Newly released data shows that 38 per cent of waste in Europe still went to landfill in 2010.

Eurostat figures show that among the EU27 nations, an average of 502kg of municipal waste was generated per person in 2010, while 486kg of municipal waste was treated per person.


Of this waste, 38 per cent was landfilled, 22 per cent was incinerated, 25 per cent recycled and 15 per cent composted.

Cypriots created the most municipal waste per person at 760kg, with Luxembourg, Denmark and Ireland all creating over 600kg per person. Netherlands, Malta, Austria, Germany, Spain, France and Italy all created more waste than the UK average of 521kg.

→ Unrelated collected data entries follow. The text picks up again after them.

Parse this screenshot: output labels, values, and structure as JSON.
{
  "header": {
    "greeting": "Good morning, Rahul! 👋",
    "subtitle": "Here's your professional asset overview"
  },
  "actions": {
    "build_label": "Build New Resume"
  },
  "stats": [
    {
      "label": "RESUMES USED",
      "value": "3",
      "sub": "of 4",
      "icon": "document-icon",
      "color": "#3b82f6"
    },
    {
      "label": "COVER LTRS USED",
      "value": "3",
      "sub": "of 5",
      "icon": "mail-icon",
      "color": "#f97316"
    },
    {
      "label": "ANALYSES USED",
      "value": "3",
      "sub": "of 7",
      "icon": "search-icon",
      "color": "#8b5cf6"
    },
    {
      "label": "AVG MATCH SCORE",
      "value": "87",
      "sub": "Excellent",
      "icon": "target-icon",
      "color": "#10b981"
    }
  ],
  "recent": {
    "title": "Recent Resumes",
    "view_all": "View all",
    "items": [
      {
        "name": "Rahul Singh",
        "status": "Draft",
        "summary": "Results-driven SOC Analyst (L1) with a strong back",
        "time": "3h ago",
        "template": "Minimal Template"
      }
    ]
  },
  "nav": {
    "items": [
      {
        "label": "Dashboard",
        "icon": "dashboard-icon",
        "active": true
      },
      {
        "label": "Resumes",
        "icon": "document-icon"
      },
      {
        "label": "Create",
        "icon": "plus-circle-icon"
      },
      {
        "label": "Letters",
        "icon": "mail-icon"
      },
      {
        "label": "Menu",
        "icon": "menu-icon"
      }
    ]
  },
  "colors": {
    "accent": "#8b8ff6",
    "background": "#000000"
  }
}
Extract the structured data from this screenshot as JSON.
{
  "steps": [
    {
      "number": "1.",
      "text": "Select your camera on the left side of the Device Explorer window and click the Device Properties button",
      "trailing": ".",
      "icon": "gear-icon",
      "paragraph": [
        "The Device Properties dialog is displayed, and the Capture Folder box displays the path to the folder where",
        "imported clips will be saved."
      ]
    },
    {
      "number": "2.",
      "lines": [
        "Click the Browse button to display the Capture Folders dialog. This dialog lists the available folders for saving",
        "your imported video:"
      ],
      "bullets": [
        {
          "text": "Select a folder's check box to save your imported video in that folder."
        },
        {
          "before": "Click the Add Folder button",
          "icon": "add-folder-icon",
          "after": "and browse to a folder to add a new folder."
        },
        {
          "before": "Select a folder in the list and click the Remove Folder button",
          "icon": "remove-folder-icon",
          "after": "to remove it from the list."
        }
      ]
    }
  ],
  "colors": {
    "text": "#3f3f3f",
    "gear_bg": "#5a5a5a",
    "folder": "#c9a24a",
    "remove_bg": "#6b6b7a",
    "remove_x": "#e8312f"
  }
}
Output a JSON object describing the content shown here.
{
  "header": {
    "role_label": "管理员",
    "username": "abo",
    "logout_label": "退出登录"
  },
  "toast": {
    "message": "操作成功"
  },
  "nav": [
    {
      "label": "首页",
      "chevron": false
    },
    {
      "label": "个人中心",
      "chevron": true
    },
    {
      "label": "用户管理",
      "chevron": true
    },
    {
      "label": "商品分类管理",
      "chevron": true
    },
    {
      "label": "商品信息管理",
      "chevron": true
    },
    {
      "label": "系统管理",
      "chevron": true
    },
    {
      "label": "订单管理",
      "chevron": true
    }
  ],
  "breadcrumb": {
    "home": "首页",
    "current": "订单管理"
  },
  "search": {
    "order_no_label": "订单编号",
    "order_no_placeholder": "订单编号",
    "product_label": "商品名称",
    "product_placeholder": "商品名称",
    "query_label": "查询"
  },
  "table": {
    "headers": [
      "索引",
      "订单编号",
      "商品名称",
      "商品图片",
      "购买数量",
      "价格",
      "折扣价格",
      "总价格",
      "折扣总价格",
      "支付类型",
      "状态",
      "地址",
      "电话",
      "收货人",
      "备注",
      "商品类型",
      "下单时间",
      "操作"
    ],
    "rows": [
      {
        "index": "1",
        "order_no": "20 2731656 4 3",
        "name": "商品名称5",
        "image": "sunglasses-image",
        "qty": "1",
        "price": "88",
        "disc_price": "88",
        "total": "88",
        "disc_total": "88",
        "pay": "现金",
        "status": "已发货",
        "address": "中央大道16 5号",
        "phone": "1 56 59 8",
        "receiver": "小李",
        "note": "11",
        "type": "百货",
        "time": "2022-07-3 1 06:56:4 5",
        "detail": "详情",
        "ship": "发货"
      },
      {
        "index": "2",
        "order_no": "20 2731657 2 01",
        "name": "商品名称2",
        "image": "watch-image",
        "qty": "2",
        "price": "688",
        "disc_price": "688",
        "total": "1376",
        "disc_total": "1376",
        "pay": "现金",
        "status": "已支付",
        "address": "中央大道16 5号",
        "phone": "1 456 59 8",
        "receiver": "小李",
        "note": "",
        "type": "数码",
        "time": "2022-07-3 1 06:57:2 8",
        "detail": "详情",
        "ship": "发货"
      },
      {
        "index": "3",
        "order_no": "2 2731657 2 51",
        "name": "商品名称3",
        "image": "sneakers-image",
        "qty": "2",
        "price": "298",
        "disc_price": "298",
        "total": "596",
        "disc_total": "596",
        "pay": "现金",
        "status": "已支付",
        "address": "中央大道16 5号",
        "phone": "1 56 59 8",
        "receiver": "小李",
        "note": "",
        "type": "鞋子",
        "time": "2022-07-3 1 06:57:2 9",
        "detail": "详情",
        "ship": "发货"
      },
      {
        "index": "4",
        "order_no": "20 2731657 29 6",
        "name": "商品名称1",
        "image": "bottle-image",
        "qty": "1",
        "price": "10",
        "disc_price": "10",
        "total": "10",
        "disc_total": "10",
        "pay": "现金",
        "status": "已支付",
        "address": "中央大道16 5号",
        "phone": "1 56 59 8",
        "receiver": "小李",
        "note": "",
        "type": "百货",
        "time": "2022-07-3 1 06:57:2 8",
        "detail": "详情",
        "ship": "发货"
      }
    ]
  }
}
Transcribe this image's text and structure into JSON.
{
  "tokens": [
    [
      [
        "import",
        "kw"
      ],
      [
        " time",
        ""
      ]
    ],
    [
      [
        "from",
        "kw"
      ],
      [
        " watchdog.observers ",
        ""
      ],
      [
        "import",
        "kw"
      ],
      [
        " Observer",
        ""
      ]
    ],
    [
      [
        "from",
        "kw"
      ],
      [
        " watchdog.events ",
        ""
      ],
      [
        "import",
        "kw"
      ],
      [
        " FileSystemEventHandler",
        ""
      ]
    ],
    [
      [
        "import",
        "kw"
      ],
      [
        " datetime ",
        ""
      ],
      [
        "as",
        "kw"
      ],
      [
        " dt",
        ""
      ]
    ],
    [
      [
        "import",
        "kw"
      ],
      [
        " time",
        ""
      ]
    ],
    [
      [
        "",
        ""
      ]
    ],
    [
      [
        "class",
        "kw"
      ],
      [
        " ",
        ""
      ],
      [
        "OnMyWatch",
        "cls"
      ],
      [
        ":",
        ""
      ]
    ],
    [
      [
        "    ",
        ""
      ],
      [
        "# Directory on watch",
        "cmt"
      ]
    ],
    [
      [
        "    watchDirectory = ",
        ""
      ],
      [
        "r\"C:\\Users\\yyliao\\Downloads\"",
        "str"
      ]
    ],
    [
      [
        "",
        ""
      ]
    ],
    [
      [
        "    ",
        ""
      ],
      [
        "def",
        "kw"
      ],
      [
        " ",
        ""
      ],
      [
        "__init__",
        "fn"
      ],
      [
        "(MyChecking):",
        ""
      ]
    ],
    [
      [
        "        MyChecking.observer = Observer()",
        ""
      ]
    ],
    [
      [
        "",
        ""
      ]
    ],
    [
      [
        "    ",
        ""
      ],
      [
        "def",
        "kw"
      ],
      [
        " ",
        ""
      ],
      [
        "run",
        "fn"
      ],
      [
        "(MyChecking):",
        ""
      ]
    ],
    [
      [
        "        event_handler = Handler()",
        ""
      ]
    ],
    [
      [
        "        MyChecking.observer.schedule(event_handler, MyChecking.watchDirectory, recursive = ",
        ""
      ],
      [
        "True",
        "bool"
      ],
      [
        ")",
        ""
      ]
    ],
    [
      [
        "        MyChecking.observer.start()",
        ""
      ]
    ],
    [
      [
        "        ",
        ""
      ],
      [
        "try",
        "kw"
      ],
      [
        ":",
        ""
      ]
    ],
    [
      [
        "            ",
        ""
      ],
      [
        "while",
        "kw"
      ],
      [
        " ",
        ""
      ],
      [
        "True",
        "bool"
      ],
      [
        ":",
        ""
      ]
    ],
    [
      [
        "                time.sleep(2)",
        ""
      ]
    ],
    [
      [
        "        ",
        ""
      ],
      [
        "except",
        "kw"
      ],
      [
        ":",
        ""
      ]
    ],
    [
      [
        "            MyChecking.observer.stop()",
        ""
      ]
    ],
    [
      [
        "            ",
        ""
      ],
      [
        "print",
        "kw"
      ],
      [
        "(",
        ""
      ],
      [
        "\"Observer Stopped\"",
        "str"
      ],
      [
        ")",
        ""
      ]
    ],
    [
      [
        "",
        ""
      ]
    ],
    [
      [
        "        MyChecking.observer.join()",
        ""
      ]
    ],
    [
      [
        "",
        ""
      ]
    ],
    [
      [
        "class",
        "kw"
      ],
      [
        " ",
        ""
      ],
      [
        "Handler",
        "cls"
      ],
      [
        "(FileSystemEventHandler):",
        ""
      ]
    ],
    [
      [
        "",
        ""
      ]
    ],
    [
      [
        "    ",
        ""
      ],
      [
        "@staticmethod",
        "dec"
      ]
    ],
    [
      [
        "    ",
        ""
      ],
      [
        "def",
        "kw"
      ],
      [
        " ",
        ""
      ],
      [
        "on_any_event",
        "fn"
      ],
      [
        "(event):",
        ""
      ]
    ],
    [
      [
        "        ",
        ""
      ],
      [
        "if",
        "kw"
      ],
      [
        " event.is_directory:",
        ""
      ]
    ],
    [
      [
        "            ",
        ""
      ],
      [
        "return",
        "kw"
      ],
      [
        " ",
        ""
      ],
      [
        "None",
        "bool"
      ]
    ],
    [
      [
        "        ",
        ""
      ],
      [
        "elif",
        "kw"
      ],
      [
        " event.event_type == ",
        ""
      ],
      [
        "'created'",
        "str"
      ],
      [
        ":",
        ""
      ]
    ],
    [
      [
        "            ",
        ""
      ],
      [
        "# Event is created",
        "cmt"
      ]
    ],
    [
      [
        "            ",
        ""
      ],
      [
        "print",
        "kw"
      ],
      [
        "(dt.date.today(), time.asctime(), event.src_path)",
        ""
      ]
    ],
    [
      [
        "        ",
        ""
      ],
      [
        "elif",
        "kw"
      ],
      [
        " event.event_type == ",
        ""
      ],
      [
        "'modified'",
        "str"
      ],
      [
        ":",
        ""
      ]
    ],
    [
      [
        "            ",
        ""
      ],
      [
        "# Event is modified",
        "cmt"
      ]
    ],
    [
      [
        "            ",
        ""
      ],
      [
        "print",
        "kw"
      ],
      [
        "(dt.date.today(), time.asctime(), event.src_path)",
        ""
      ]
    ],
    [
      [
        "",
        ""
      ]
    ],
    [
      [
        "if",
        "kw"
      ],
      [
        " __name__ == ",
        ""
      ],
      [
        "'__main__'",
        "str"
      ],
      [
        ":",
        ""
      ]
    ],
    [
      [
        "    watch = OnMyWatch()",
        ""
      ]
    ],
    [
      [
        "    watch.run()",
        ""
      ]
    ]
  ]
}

Germany was the best recycler of dry materials (not including composting or anaerobic digestion) with 45 per cent recycled. Belgium was next with 40 per cent, Slovenia 39 per cent, Sweden 36 per cent, Ireland 35 per cent and the Netherlands on 33 per cent.

The UK was some way behind on 25 per cent recycled, with 14 per cent of waste composted or sent for AD, 12 per cent incinerated and 49 per cent sent to landfill.

Bulgaria sends 100 per cent of its waste to landfill, while Germany, Netherlands and Switzerland send no waste to landfill.

If recycling and composting of municipal waste are put together, 70 per cent of this was treated in Austria, Belgium and Germany both were at 62 per cent, the Netherlands at 61 per cent and Sweden 50 per cent. The UK was on 39 per cent.